Extreme Multi-label Loss Functions for Recommendation, Tagging, Ranking & Other Missing Label Applications.
- Himanshu Jain ,
- Yashoteja Prabhu ,
- Manik Varma
ACM SIGKDD Conference on Knowledge Discovery and Data Mining |
The choice of the loss function is critical in extreme multi-label learning where the objective is to annotate each data point with the most relevant {\it subset} of labels from an extremely large label set. Unfortunately, existing loss functions, such as the Hamming loss, are unsuitable for learning, model selection, hyperparameter tuning and performance evaluation. This paper addresses the issue by developing propensity scored losses which: (a) prioritize predicting the few relevant labels over the large number of irrelevant ones; (b) do not erroneously treat missing labels as irrelevant but instead provide unbiased estimates of the true loss function even when ground truth labels go missing under arbitrary probabilistic label noise models; and (c) promote the accurate prediction of infrequently occurring, hard to predict, but rewarding tail labels. Another contribution is the development of the PfastreXML algorithm (code available from my homepage) which efficiently scales to large datasets with up to 9 million labels, 70 million points and 2 million dimensions and which gives significant improvements over the state-of-the-art.

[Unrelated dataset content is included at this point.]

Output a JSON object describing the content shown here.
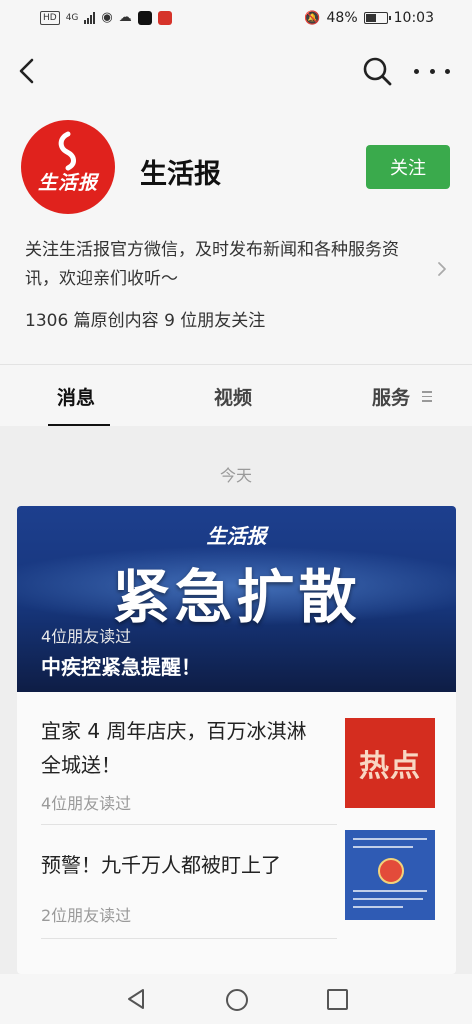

This paper’s results also apply to tagging, recommendation and ranking which are the motivating applications for extreme multi-label learning. They generalize previous attempts at deriving unbiased losses under the restrictive assumption that labels go missing uniformly at random from the ground truth. Furthermore, they provide a sound theoretical justification for popular label weighting heuristics used to recommend rare items. Finally, they demonstrate that the proposed contributions align with real world applications by achieving superior clickthrough rates on sponsored search advertising in Bing.